Klingt gut, aber wie funktioniert das konkret? Welche Modelle gibt es, was kostet es, und was müssen Eigentümer beachten? Diese Seite beantwortet die wichtigsten Fragen mit Erfahrungen aus der Praxis - kein Vorwissen erforderlich.
Was bedeutet Photovoltaik im Mehrfamilienhaus eigentlich?
Beim Einfamilienhaus ist es simpel: Anlage aufs Dach, Strom ins Haus, Rest ins Netz. Im Mehrfamilienhaus wird es etwas komplexer – aber das Grundprinzip bleibt dasselbe. Die PV-Anlage erzeugt Solarstrom, der im Gebäude genutzt werden kann: für den Allgemeinstrom (Treppenhaus, Tiefgarage, Aufzug) oder direkt für die Wohnungen der Mieter. Letzteres nennt sich Mieterstrom – und ist in den meisten Fällen für Mietshäusern die wirtschaftlich attraktivste Lösung.

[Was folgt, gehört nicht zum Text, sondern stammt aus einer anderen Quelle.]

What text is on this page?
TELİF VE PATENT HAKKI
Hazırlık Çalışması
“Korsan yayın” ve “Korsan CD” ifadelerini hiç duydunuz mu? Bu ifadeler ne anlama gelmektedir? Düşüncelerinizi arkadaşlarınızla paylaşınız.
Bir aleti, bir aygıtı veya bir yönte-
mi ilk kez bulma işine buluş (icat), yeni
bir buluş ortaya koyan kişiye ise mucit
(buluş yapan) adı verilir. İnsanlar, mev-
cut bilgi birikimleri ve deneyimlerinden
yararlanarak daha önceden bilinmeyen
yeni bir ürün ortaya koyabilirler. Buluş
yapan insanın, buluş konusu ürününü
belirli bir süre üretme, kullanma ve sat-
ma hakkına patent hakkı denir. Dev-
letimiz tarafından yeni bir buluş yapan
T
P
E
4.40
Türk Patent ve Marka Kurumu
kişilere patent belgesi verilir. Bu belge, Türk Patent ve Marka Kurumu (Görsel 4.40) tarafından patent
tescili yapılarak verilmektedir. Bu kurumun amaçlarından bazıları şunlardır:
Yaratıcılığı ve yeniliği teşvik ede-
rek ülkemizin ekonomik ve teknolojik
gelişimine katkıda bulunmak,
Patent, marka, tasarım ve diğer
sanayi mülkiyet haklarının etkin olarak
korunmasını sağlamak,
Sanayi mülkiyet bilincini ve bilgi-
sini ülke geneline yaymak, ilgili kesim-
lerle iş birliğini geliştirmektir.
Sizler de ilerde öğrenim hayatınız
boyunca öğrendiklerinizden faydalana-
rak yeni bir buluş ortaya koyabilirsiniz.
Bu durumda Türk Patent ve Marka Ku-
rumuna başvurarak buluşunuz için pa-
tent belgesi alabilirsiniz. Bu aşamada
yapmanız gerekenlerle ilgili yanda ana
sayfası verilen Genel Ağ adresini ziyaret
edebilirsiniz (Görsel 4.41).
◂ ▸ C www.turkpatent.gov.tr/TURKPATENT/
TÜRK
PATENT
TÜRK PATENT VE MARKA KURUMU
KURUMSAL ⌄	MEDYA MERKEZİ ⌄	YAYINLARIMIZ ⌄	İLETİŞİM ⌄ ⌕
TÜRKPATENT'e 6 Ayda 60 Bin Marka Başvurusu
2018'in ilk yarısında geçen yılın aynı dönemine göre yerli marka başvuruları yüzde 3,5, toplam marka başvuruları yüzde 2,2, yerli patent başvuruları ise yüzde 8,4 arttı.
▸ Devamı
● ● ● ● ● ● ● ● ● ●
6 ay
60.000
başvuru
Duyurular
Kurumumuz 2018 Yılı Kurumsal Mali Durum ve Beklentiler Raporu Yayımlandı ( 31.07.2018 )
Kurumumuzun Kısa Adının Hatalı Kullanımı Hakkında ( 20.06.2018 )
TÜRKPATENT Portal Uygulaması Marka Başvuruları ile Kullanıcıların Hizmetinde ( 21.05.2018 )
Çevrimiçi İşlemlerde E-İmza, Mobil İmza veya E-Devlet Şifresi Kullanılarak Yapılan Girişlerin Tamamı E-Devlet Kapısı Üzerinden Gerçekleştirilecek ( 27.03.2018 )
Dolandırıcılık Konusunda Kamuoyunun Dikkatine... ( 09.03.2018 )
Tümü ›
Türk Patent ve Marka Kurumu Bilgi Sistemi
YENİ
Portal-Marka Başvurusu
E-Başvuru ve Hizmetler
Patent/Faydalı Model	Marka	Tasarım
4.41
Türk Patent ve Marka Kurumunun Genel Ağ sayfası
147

Der entscheidende Unterschied zum Einfamilienhaus: Mehrere Parteien beziehen Strom aus derselben Anlage. Das erfordert eine saubere Messtechnik, eine klare Vertragsstruktur und – je nach Modell – eine Abrechnung gegenüber den Mietern. Klingt aufwendig, ist es mit dem richtigen Partner aber nicht. Aus unserer Erfahrung mit über 2.000 umgesetzten Mieterstromprojekten wissen wir: Die häufigste Sorge von Eigentümern ist der vermeintliche Verwaltungsaufwand – und genau der lässt sich mit der richtigen Lösung auf ein Minimum reduzieren.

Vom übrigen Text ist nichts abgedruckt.